Pittsburgh's Stealth Creative Class

In the September 16th edition of The Economist, Pittsburgh receives a rave review. My favorite Burghonomist describes the young talent that Richard Florida overlooks:

Although the region's overall education levels are not that impressive, says Chris Briem, an economist at the University of Pittsburgh, those figures are partly skewed by its high ratio of elderly residents. Among Pittsburghers 25-34 years old, by contrast, 41.9% have graduated from university, placing the city among America's top ten. More than 17% of those young people have also earned an additional graduate or professional degree: the fourth-highest share in the country, behind only Washington, DC (think lawyers), Boston and San Francisco.

That's some impressive company. Florida's demographic analysis measures the brain migration flows a bit differently, thus missing Pittsburgh's potential:

Concern has been mounting in the United States and elsewhere over the so-called brain drain, or the movement of talented university graduates from one region or state to another.
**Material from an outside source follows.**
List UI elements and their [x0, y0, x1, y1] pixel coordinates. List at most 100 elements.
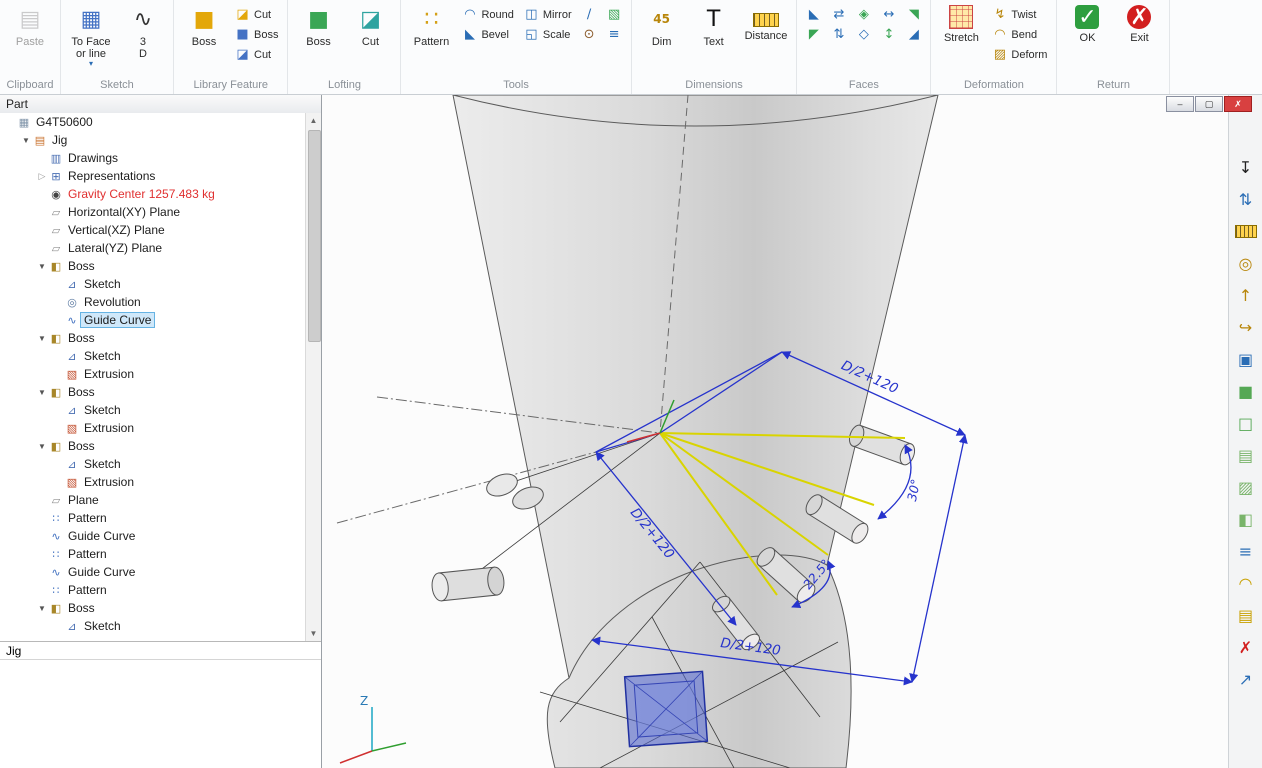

Many regions are trying to figure out ways to keep graduates from leaving or to lure them back when they get older. But no place retains all the people it educates, and the most successful regions both generate talent and attract it from other places. Numerous studies have shown that the availability of a strong pool of local talent can trump both good physical resources and low costs in attracting corporations to a region and growing the local economy.

To identify such regions, we developed a measure we call the "Brain Drain/Gain Index." We calculated it as the percent of the population age 25 and over with a B.A. degree or above, divided by the percent of the population age 18 to 34 attending college. A region with an index above 1.0 is a "brain gain" region, while one with an index below 1.0 is a "brain drain" region. Only 10 percent of the more than 300 metropolitan areas that we studied were net attractors of talent. Just 10 regions boast scores of 1.25 or above; another five score higher than 1.20; and eight score more than 1.15. In San Francisco, San Jose, Santa Fe, and Washington, college students make up more than 30 percent of the population, and more than 40 percent of the work force has a college degree.

Florida's article doesn't show all the regional brain drain/gain scores, but he does conclude that regions such as Pittsburgh "lack the talent and tolerance to compete at the cutting edge." Pittsburgh does not rank well on Florida's index because of the large number of old people in the area. As the elderly die over the next 25 years, Pittsburgh's substantial knowledge capital will move to center stage while the currently booming Sun Belt cities deal with the same aging demographic problem that is hindering Pittsburgh now.